Excesos verbales cargados de odio ideológico como el de esos curas (que dicen serlo de pueblo), de "La sacristía de la Vendée", autodenominados, con cierta dosis de soberbia jactanciosa liberada de prudencia cristiana, contrarrevolucionarios, que tanto rezaron por el papa para que éste pudiera visitar el Cielo cuanto antes, reflejan con ello un sentimiento exclusivista y patrimonialista de Dios, contrario al Catecismo de la Iglesia católica y al servicio de sus bajezas morales. O la intolerancia represiva y selectiva de la ortodoxia ultracatólica de Abogados Cristianos, que pretende hacer de la liturgia su instrumento político y de la Iglesia un estamento medieval donde todos estemos sometidos a su vasallaje. Son estas y otras acciones, más o menos inquisidoras e inquietantes por extremas e irracionales, las que hacen percibir a la Iglesia moderada y verdaderamente cristiana, como el sector progresista de una institución en la cual sus conferencias episcopales, demasiado a menudo, parecen echar en falta viejos vicios de terror psicológico plasmado en la fuerza coercitiva del anatema. La homosexualidad fuera del entorno eclesial, más permisivo con los suyos, acogidos bajo el opaco y contranatural manto de la abstinencia sexual, es vivida por el creyente laico de esta condición, como una enfermedad maldita avalada por ciertas diócesis, para la que se ofrecen remedios obsesivos que ponen en grave riesgo su salud mental.

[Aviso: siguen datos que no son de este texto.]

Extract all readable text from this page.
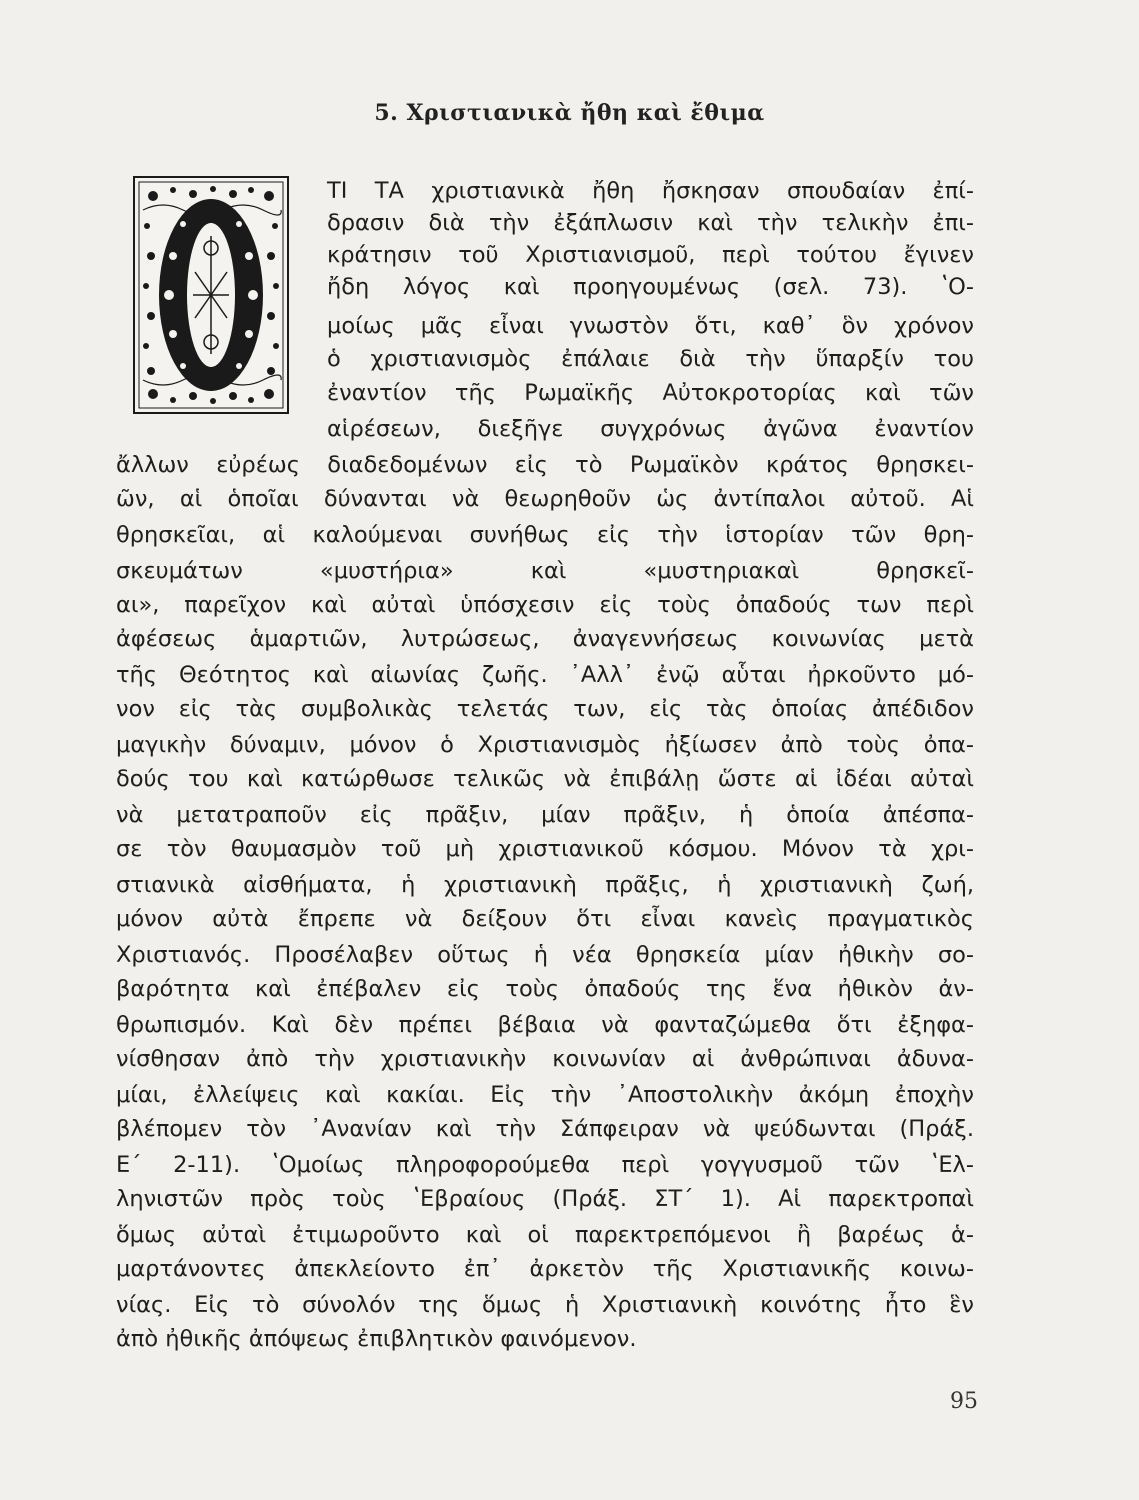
5. Χριστιανικὰ ἤθη καὶ ἔθιμα
ΤΙ ΤΑ χριστιανικὰ ἤθη ἤσκησαν σπουδαίαν ἐπί-
δρασιν διὰ τὴν ἐξάπλωσιν καὶ τὴν τελικὴν ἐπι-
κράτησιν τοῦ Χριστιανισμοῦ, περὶ τούτου ἔγινεν
ἤδη λόγος καὶ προηγουμένως (σελ. 73). ʽΟ-
μοίως μᾶς εἶναι γνωστὸν ὅτι, καθ᾿ ὃν χρόνον
ὁ χριστιανισμὸς ἐπάλαιε διὰ τὴν ὕπαρξίν του
ἐναντίον τῆς Ρωμαϊκῆς Αὐτοκροτορίας καὶ τῶν
αἱρέσεων, διεξῆγε συγχρόνως ἀγῶνα ἐναντίον
ἄλλων εὐρέως διαδεδομένων εἰς τὸ Ρωμαϊκὸν κράτος θρησκει-
ῶν, αἱ ὁποῖαι δύνανται νὰ θεωρηθοῦν ὡς ἀντίπαλοι αὐτοῦ. Αἱ
θρησκεῖαι, αἱ καλούμεναι συνήθως εἰς τὴν ἱστορίαν τῶν θρη-
σκευμάτων «μυστήρια» καὶ «μυστηριακαὶ θρησκεῖ-
αι», παρεῖχον καὶ αὐταὶ ὑπόσχεσιν εἰς τοὺς ὀπαδούς των περὶ
ἀφέσεως ἁμαρτιῶν, λυτρώσεως, ἀναγεννήσεως κοινωνίας μετὰ
τῆς Θεότητος καὶ αἰωνίας ζωῆς. ᾿Αλλ᾿ ἐνῷ αὗται ἠρκοῦντο μό-
νον εἰς τὰς συμβολικὰς τελετάς των, εἰς τὰς ὁποίας ἀπέδιδον
μαγικὴν δύναμιν, μόνον ὁ Χριστιανισμὸς ἠξίωσεν ἀπὸ τοὺς ὀπα-
δούς του καὶ κατώρθωσε τελικῶς νὰ ἐπιβάλῃ ὥστε αἱ ἰδέαι αὐταὶ
νὰ μετατραποῦν εἰς πρᾶξιν, μίαν πρᾶξιν, ἡ ὁποία ἀπέσπα-
σε τὸν θαυμασμὸν τοῦ μὴ χριστιανικοῦ κόσμου. Μόνον τὰ χρι-
στιανικὰ αἰσθήματα, ἡ χριστιανικὴ πρᾶξις, ἡ χριστιανικὴ ζωή,
μόνον αὐτὰ ἔπρεπε νὰ δείξουν ὅτι εἶναι κανεὶς πραγματικὸς
Χριστιανός. Προσέλαβεν οὕτως ἡ νέα θρησκεία μίαν ἠθικὴν σο-
βαρότητα καὶ ἐπέβαλεν εἰς τοὺς ὀπαδούς της ἕνα ἠθικὸν ἀν-
θρωπισμόν. Καὶ δὲν πρέπει βέβαια νὰ φανταζώμεθα ὅτι ἐξηφα-
νίσθησαν ἀπὸ τὴν χριστιανικὴν κοινωνίαν αἱ ἀνθρώπιναι ἀδυνα-
μίαι, ἐλλείψεις καὶ κακίαι. Εἰς τὴν ᾿Αποστολικὴν ἀκόμη ἐποχὴν
βλέπομεν τὸν ᾿Ανανίαν καὶ τὴν Σάπφειραν νὰ ψεύδωνται (Πράξ.
Ε΄ 2-11). ʽΟμοίως πληροφορούμεθα περὶ γογγυσμοῦ τῶν ʽΕλ-
ληνιστῶν πρὸς τοὺς ʽΕβραίους (Πράξ. ΣΤ΄ 1). Αἱ παρεκτροπαὶ
ὅμως αὐταὶ ἐτιμωροῦντο καὶ οἱ παρεκτρεπόμενοι ἢ βαρέως ἁ-
μαρτάνοντες ἀπεκλείοντο ἐπ᾿ ἀρκετὸν τῆς Χριστιανικῆς κοινω-
νίας. Εἰς τὸ σύνολόν της ὅμως ἡ Χριστιανικὴ κοινότης ἦτο ἓν
ἀπὸ ἠθικῆς ἀπόψεως ἐπιβλητικὸν φαινόμενον.
95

La Iglesia es un poder fáctico que, como todos los que hoy rigen en los estados liberales, se aleja bastante del progresismo. Decir que el papa Francisco era hombre de ideología progresista es llevar demasiado lejos el contraste de ambos pensamientos, el teológico y el sociopolítico (caracterizado por servir de revulsivo social), a la vez que reafirma la proverbial pereza que rige históricamente los avances sociales dentro de esa gigantesca institución universal y jerarquizada que es la Iglesia católica, así como aviso para navegantes no vayan a desviar de nuevo el secular rumbo ultraconservador ahora que la fumata blanca está a punto de acercar a la silla de Pedro un nuevo inquilino. No son pocos quienes pretenden una Iglesia acorde con los nuevos pero viejos tiempos de inmoderación regresiva a la obscuridad de la caverna. Incluso hay cardenales que, interpelados sobre la continuidad reformista y revitalizadora en la Iglesia católica, no descartan un nuevo cisma si el Sumo Pontífice elegido continúa los pasos emprendidos por el papa ya difunto. Francisco fue un hombre que hasta donde pudo ha sido consecuente con la doctrina cristiana sin falta de añadidos de carácter político.